Hier geht es zu den liturgischen Texten: 
Liebe Schwestern und Brüder,
Sie kennen sicher die 7 Gaben des Heiligen Geistes:
Weisheit ‑ Einsicht ‑ Rat ‑ Stärke ‑ Gottesfurcht ‑ Erkenntnis – Frömmigkeit.
Das sind die Gaben des Heiligen Geistes – sie kommen also von Gottes Geist – es sind also die Gaben Gottes.
Wir gehen wohl nicht in die Irre, wenn wir sagen: Gott verfügt selbst über diese Gaben, Eigenschaften und Fähigkeiten in vollkommener Weise – mehr als ein Mensch darüber verfügen kann.
Die Weisheit redet heute in der ersten Lesung: Aber nicht die Weisheit eines Menschen, sondern Gottes Weisheit spricht:
„Vor der Zeit hat er mich erschaffen und bis in Ewigkeit vergehe ich nicht!“
Die Weisheit Gottes ist ewig, wie Gott selbst. ‑ Das ist nicht überraschend: wie sollte es anders sein. Aber was die Weisheit noch über sich sagt – DAS ist überraschend: Die Weisheit soll in Jakob wohnen, also in den Nachkommen des Jakobs, der seinem Bruder das Erstgeburtsrecht stahl und der dennoch zu einem Gottesmann heranreifte, der schließlich der Verheißung und dem Segen Gottes mehr traute als seinen durchaus respektablen menschlichen Fähigkeiten.
Die Weisheit Gottes fasste Wurzel heißt es, im Volk Israel – also in dem Volk, das Gott in besonderer Weise erwählt hat, um zum Segen für die Völker der Erde zu werden.
Da stocken meine Gedanken: Israel ist wahrlich nicht einfach zum Segen der Völker geworden: die Heilige Schrift erzählt ausführlich und häufig von den Kriegen und Schlachten, in denen Israel den Gegner niedermetzelte, ausrottete – Menschen und Tiere – und das auf Gottes Geheiß hin – jedenfalls in den Worten der Menschen, die die Heilige Schrift verfasst haben – obwohl sie die Weisheit Gottes nur unvollkommen erfassen konnten – wie durch fast undurchdringlichen Nebel.
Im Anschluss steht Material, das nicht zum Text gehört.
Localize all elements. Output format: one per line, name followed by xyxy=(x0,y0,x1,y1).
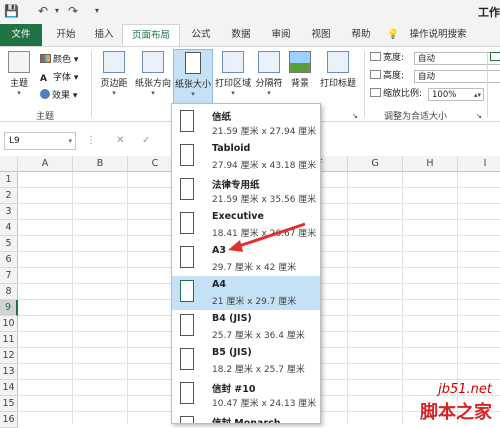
annotation-arrow xyxy=(228,222,306,252)
arrow-head-icon xyxy=(228,240,243,252)
watermark: jb51.net 脚本之家 xyxy=(420,382,492,423)
arrow-shaft xyxy=(235,222,306,249)
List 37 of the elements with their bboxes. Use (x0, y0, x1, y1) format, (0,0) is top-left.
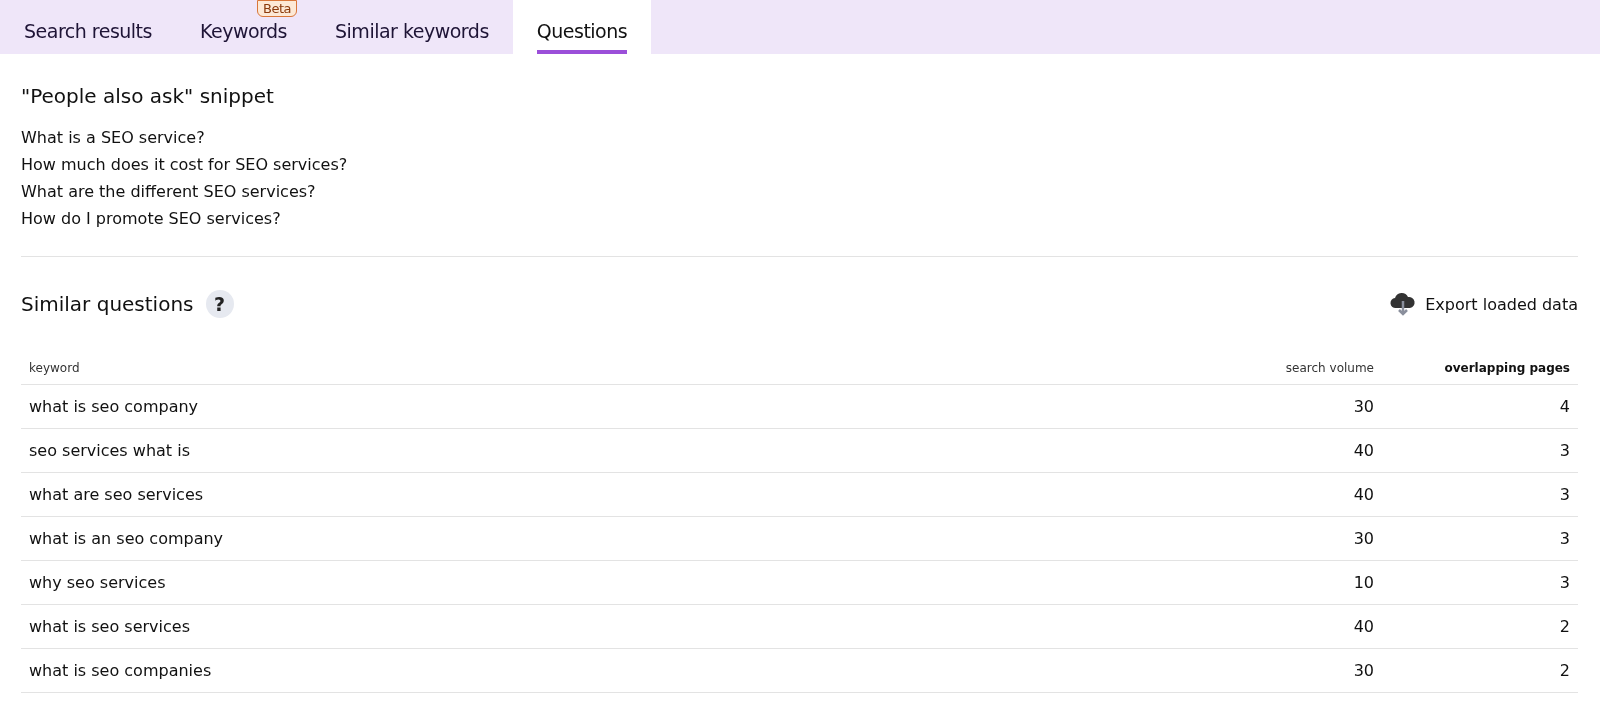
question-text: What are the different SEO services? (21, 181, 317, 203)
table-cell: seo services what is (21, 428, 1206, 473)
table-cell: why seo services (21, 560, 1206, 605)
question-text: How much does it cost for SEO services? (21, 154, 349, 176)
table-cell: 30 (1206, 648, 1382, 693)
table-cell: what is an seo company (21, 516, 1206, 561)
beta-badge: Beta (257, 0, 298, 17)
table-cell: what is seo services (21, 604, 1206, 649)
question-text: What is a SEO service? (21, 127, 206, 149)
table-cell: 2 (1382, 648, 1578, 693)
table-cell: what are seo services (21, 472, 1206, 517)
table-cell: 3 (1382, 428, 1578, 473)
column-header[interactable]: keyword (21, 361, 1206, 385)
tab[interactable]: Beta Keywords (175, 0, 312, 54)
table-cell: what is seo company (21, 384, 1206, 429)
table-cell: what is seo companies (21, 648, 1206, 693)
question-text: How do I promote SEO services? (21, 208, 282, 230)
column-header[interactable]: overlapping pages (1382, 361, 1578, 385)
table-cell: 10 (1206, 560, 1382, 605)
table-cell: 3 (1382, 516, 1578, 561)
table-cell: 3 (1382, 472, 1578, 517)
help-button[interactable]: ? (205, 290, 234, 318)
table-cell: 4 (1382, 384, 1578, 429)
table-cell: 40 (1206, 472, 1382, 517)
section-title: "People also ask" snippet (21, 84, 275, 108)
table-cell: 2 (1382, 604, 1578, 649)
tab[interactable]: Questions (512, 0, 652, 54)
section-title: Similar questions (21, 292, 194, 316)
tab[interactable]: Similar keywords (311, 0, 513, 54)
table-cell: 3 (1382, 560, 1578, 605)
column-header[interactable]: search volume (1206, 361, 1382, 385)
table-cell: 40 (1206, 604, 1382, 649)
table-cell: 40 (1206, 428, 1382, 473)
tab[interactable]: Search results (0, 0, 176, 54)
export-button[interactable]: Export loaded data (1389, 290, 1578, 318)
table-cell: 30 (1206, 516, 1382, 561)
table-cell: 30 (1206, 384, 1382, 429)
Auch heute kann man die Politik des Staates Israel zu recht in Frage stellen und kritisieren: selbst Bürger des Staates prangern an, dass die Menschenrechte dort nicht allen Bewohnern des Landes gewährt werden.
Ist es nicht eher töricht, wenn Gott seine Weisheit in die Menschen einwurzeln lässt und sich so an die Menschen bindet, da die Menschen seine Weisheit verfälschen, verwässern, nicht erfassen, nicht aufnehmen, ja sogar verachten?
Doch allen diesen Verfehlungen zum Trotz: dieses Volk, das Volk Jakobs, bewahrt die Weisheit Gottes: dass Gott der eine Schöpfer ist und dass alle Menschen in ihm ihren Ursprung haben. Dass niemand lebt und leben kann, außer durch Gottes Kraft und Geist.
In Jakob und dem ganzem gläubigen Volk Israel lebt die Weisheit, dass Gott Liebe ist und dass er alle seine Geschöpfe liebt, dass alle Völker seinen Segen erlangen sollen. Die Weisheit, dass der Mensch von Gott gerufen ist, seine Menschenfreundlichkeit zu lernen.
Schließlich und endlich erkennen wir in einem Sohn des Volkes Israel die menschgewordene Weisheit Gottes: Ein Nachkomme Jakobs wurde zum Retter und Erlöser aller Menschen. Wir, die auf ihn hören, die ihm seine Botschaft glauben, wir sind durch ihn zum Volk Gottes geworden:
Das Volk Israel wird immer das Volk bleiben, in dem Gottes Weisheit wurzelt. Jesus, der diesem von Gott erwählten und gesegneten Volkentstammt, hat uns Gottes Liebe und Barmherzigkeit offenbart und geschenkt.
So bleibt Gott sich und seiner Verheißung treu:
Seine Weisheit, die er wohnen lässt in den Nachkommen Jakobs, ist in Christus Mensch geworden. So können Menschen aus jedem Volk dieser Erde die Weisheit Gottes empfangen und aufnehmen – alle können Kinder Gottes werden und seine Herrlichkeit empfangen.
Gottes Weisheit ist größer als wir Menschen denken können. Was in unseren Augen töricht ist, ist in den Augen Gottes weise: Er erreicht gerade dadurch das Ziel, in dem er seine Weisheit den Menschen anvertraut: durch alle Verfehlungen hindurch verwandelt die Weisheit Gottes den Menschen, so dass er ein Kind Gottes wird und Gottes Menschenfreundlichkeit in Menschen Fleisch werden kann.